‘Progressive’ organisations must explain any decision not to support referendum, says Minister

Rejection of proposed changes ‘would leave status quo’ on woman’s place in the home

Organisations who regard themselves as progressive will have to explain why they want to maintain the “status quo” if they campaign against a Yes vote in the referendum on removing the article from the Constitution about a woman’s place being in the home, the Minister for Equality has said.

Roderic O’Gorman said a rejection of the changes, due to be put to the public in March, “would leave a status quo saying that you and millions of women in our country, that their duties are in the home, or indeed that tens of thousands of families aren’t actually recognised”.

Article 41.2 recognises that “by her life within the home, woman gives to the State a support without which the common good cannot be achieved”. It is proposed that this would be deleted and replaced by an article recognising that the provision of care by members of a family “gives to society a support without which the common good cannot be achieved and shall strive to support such provision”.

Voters are also to be asked to amend Article 41.1.1, which recognises the family “as the natural primary and fundamental unit group of society”. It would, instead, define the family as “whether founded on marriage or on other durable relationships”.


Some campaign groups have given a lukewarm response to the proposed changes. During an interview with The Irish Times, Mr O’Gorman said “any organisation that sees itself as progressive and as wanting to advance progressive change” would have to explain why they do not support the plans.

“Nobody loses from either of these changes. And significant number of people I think have the opportunity to gain from them,” he said.

NGOs are widely expected to campaign for a Yes vote in terms of deleting references to a woman’s role in the home. However, proposals to reform the constitutional treatment of care fell short of campaigners’ expectations.

The Government proposes to recognise that the provision of care “by members of a family to one another” gives support to society and commits the State to “strive to support such provision”. This stops short of committing to support care in the wider community.

“If the State hadn’t wanted to do something meaningful, we could have done what was proposed a couple of years ago, delete the provision, and nothing more,” Mr O’Gorman said. “We didn’t do that. We’ve put it in a brand new article and the language is that the State shall strive to support care. I think it’s very clear that there’s an obligation there that is meaningful.”

Asked if he was open to any change to the wording of the proposals, he said they would be debated in the Oireachtas early in the new year and that amendments could be suggested at that stage.

“But I think the central issue here is that both of these proposed changes have been flagged for years as something that needs to happen. And we have the opportunity to do that now,” he said.

Separately, Mr O’Gorman pledged that the redress scheme for survivors of mother and baby institutions would be ready in the first quarter of the year. He said the Government will “consider its options” if religious congregations do not adequately financially contribute towards the costs.

The Government has appointed former Irish National Teachers’ Organisation general secretary Sheila Nunan to lead negotiations with the congregations on behalf of the State.
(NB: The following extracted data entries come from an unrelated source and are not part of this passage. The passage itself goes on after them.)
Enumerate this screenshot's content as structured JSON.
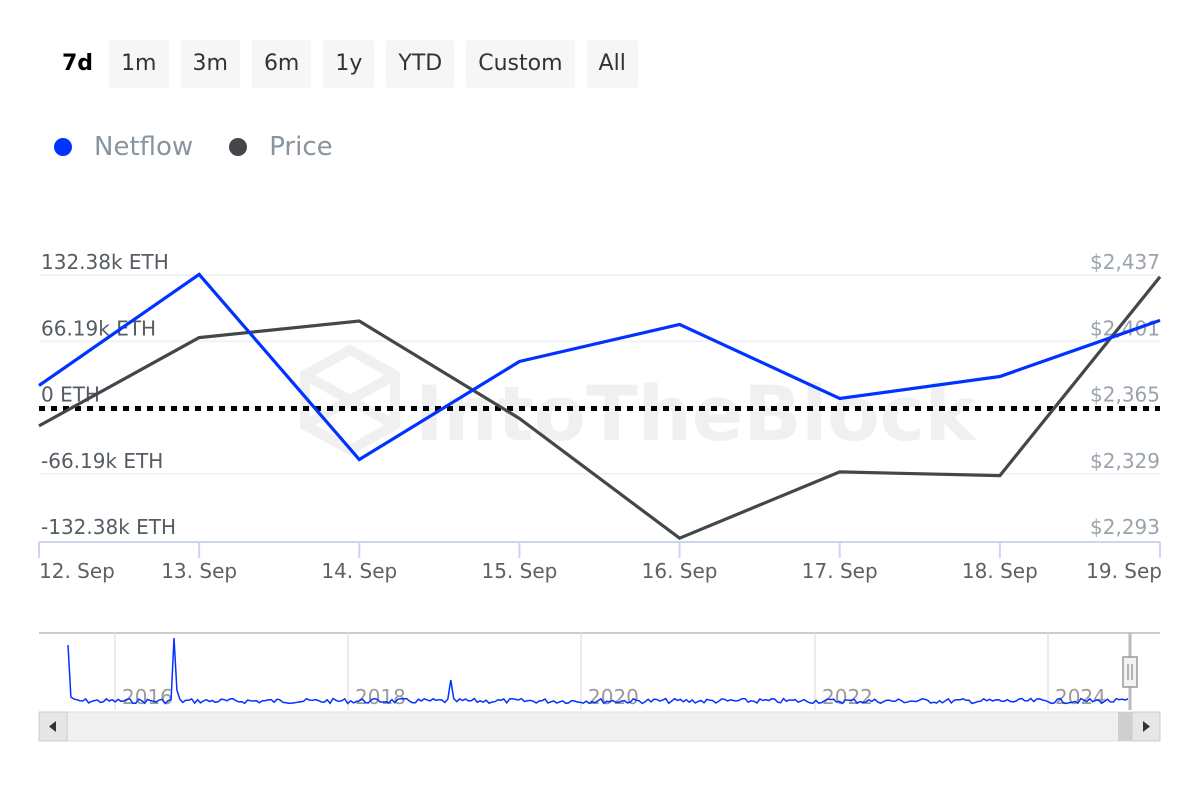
{
  "range_selector": {
    "active": "7d",
    "buttons": [
      "7d",
      "1m",
      "3m",
      "6m",
      "1y",
      "YTD",
      "Custom",
      "All"
    ]
  },
  "legend": [
    {
      "label": "Netflow",
      "color": "#0033ff"
    },
    {
      "label": "Price",
      "color": "#43474c"
    }
  ],
  "watermark": "IntoTheBlock",
  "chart_data": {
    "type": "line",
    "title": "",
    "xlabel": "",
    "categories": [
      "12. Sep",
      "13. Sep",
      "14. Sep",
      "15. Sep",
      "16. Sep",
      "17. Sep",
      "18. Sep",
      "19. Sep"
    ],
    "series": [
      {
        "name": "Netflow",
        "axis": "left",
        "unit": "ETH",
        "color": "#0033ff",
        "values": [
          22000,
          133000,
          -52000,
          46000,
          83000,
          9000,
          31000,
          87000
        ]
      },
      {
        "name": "Price",
        "axis": "right",
        "unit": "USD",
        "color": "#43474c",
        "values": [
          2355,
          2403,
          2412,
          2359,
          2294,
          2330,
          2328,
          2436
        ]
      }
    ],
    "y_left": {
      "ticks": [
        132380,
        66190,
        0,
        -66190,
        -132380
      ],
      "tick_labels": [
        "132.38k ETH",
        "66.19k ETH",
        "0 ETH",
        "-66.19k ETH",
        "-132.38k ETH"
      ],
      "ylim": [
        -132380,
        132380
      ]
    },
    "y_right": {
      "ticks": [
        2437,
        2401,
        2365,
        2329,
        2293
      ],
      "tick_labels": [
        "$2,437",
        "$2,401",
        "$2,365",
        "$2,329",
        "$2,293"
      ],
      "ylim": [
        2293,
        2437
      ]
    },
    "zero_line": {
      "value": 0,
      "style": "dotted",
      "color": "#000000"
    },
    "grid": true,
    "legend_position": "top-left",
    "navigator": {
      "year_labels": [
        "2016",
        "2018",
        "2020",
        "2022",
        "2024"
      ],
      "series_color": "#0033ff"
    }
  }
}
She is expected to provide a report to Mr O’Gorman on the process during the year.

“We will have to look and see if we get meaningful offers of contributions. And if we don’t, we’ll have to consider what options are available,” he said. “I know in some countries legislative changes were introduced with a view to putting pressure on institutions. But I don’t want to prejudge the outcome of these negotiations.”

On the Mother and Baby Institutions redress scheme, he said he expects applications from more than 30,000 people, including many now living overseas.

“We think maybe almost a quarter of people who were in institutions either as mothers or as children subsequently left the country,” he said, adding that an international information campaign would begin once the scheme opens.

There has been controversy over a stipulation that mothers or babies must have spent at least six months in a home to qualify for the scheme. Asked if he was open to changing this, the Minister said “legislation can always be changed” and it would be open to a future government to make decisions on it.

“There’ll be a number of reports coming out on an annual basis and then on a five-year basis from the legislation, and I suppose there’s an opportunity as those reports come out to understand its implementation.”